Старуха пробежала несколько шагов, тяжело дыша, остановилась.

— Нет мочи. Не могу… Бегите вы… А мне все равно помирать.

Она поставила корзинку с ягодами, села около нее. Девочка присела перед ней на колени:

— Бабуся, идем!.. Идем же!..

— Иди… Уходи, внучка… Я тихонько пойду… Одна… А коль догонють… Што же. Какая же с меня партизанка?.. Отпустють.

Эшелон приближался. Его шум, похожий на шум ливня, стремительно надвигался на лес. Колеса вымолачивали что-то тревожное, стремительное.

К Леле подбежали девушки — ее боевые подруги:

— Ну что, командир? Как?..

— Все в порядке. «Дите» подложено. Сейчас крикнет: «мама»!

— Обстреливать будем?

— Нет. Отходить. Живо!! Помогите старушке!

— Есть!

Густой ельник едва успел укрыть отходящих от железной дороги. Лес всколыхнулся от сокрушительного взрыва. Эхо понесло по болотам и пущам грохот и скрежет падающего железа.

Девчата обняли Лелю. Загалдели, как на именинах:

— Лелька! Милая! Да ты у нас герой. Ура тебе! Ура, Леля!!

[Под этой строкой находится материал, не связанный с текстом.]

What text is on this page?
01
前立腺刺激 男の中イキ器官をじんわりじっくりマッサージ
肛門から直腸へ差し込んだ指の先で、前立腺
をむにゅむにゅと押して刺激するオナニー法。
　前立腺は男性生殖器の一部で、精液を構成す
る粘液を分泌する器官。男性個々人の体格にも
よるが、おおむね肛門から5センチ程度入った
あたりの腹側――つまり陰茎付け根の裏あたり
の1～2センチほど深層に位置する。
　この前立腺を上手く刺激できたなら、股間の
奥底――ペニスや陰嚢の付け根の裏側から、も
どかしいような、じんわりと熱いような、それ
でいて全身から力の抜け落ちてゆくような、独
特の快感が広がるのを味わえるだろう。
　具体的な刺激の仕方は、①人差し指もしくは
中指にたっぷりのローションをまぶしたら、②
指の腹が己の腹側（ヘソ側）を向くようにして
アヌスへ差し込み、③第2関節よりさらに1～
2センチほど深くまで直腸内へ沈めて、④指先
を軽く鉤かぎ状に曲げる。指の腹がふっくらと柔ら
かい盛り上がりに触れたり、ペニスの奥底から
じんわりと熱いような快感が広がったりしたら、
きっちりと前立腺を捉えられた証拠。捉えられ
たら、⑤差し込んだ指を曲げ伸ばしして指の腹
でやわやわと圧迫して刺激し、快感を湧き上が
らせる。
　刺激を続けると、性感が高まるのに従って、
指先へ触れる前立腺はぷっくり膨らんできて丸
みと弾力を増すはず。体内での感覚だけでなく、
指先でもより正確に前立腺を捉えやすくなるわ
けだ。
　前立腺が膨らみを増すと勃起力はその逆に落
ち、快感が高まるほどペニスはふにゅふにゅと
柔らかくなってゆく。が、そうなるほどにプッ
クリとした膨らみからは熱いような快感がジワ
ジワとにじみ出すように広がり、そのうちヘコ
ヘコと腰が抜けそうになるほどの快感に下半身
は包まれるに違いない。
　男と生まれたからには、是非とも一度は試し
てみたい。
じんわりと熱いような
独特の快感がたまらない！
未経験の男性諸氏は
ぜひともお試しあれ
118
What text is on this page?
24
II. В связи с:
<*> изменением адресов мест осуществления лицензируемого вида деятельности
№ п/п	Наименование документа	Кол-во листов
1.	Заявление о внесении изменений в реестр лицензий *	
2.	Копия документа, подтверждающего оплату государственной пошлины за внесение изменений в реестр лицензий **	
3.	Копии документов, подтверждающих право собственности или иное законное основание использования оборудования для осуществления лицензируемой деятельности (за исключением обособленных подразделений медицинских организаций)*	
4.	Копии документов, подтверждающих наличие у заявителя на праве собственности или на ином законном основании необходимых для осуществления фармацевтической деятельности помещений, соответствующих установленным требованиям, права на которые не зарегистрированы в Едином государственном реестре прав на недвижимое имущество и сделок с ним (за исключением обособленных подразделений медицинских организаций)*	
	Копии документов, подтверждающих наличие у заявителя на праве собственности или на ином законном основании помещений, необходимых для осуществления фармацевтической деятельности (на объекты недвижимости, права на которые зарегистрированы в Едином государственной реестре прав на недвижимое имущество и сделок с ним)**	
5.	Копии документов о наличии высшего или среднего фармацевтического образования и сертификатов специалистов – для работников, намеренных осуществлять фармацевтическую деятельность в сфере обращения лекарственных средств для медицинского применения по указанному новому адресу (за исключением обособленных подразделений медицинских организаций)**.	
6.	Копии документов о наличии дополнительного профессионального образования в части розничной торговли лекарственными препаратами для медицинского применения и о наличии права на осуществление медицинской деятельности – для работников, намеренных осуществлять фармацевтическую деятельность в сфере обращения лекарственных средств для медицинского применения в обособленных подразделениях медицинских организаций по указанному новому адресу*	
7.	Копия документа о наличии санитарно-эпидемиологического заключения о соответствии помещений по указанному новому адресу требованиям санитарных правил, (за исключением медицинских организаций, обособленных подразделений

В тот же час, да и многими днями позже, никто еще не знал, что это был последний Лелин взорванный эшелон, ее последний личный победный салют Родине. Больше на железной дороге она не появлялась. Но еще долго будут ее искать оккупанты, суля в награду за ее голову десятки тысяч марок, шикарных дойных коров, десятки гектаров земли. Еще дольше будут жить легенды о ее дерзких вылазках и умопомрачительно смелых нападениях на оккупантов. За героические деяния ее благодарная мать-Родина назовет ее почетнейшим именем — Героем Советского Союза.

А пока девчата, возбужденные и радостные, шли знакомой тропой в свой лесной лагерь. Чавкала в сапогах болотная вода, шуршали о сухие камыши полы плащ-палаток, покрывала девичьи плечи, как парчой, золотая листва осин и берез. Красными огоньками горели вокруг гроздья спелой калины.

Леля на ходу сорвала одну веточку с крупным багрянцем соплодия, протянула ее подругам:

— Угощайтесь, девоньки. С кислинкой… Слепой проглянет.

— Эх, конфеток бы… «Ласточек» или «Мишек». Не худо бы и «Чио-чио-сан».

— Ох, девчонки, а мне хотя бы простых помадок!..

— Зачем они тебе? Ты сама помадка, — пошутила Леля. — Выйдешь замуж, муженечек не раз назовет помадкой. Попомни мое слово.

— Ах, Лелька! О чем ты заговорила? Неужто думаешь, что доживем до свадеб?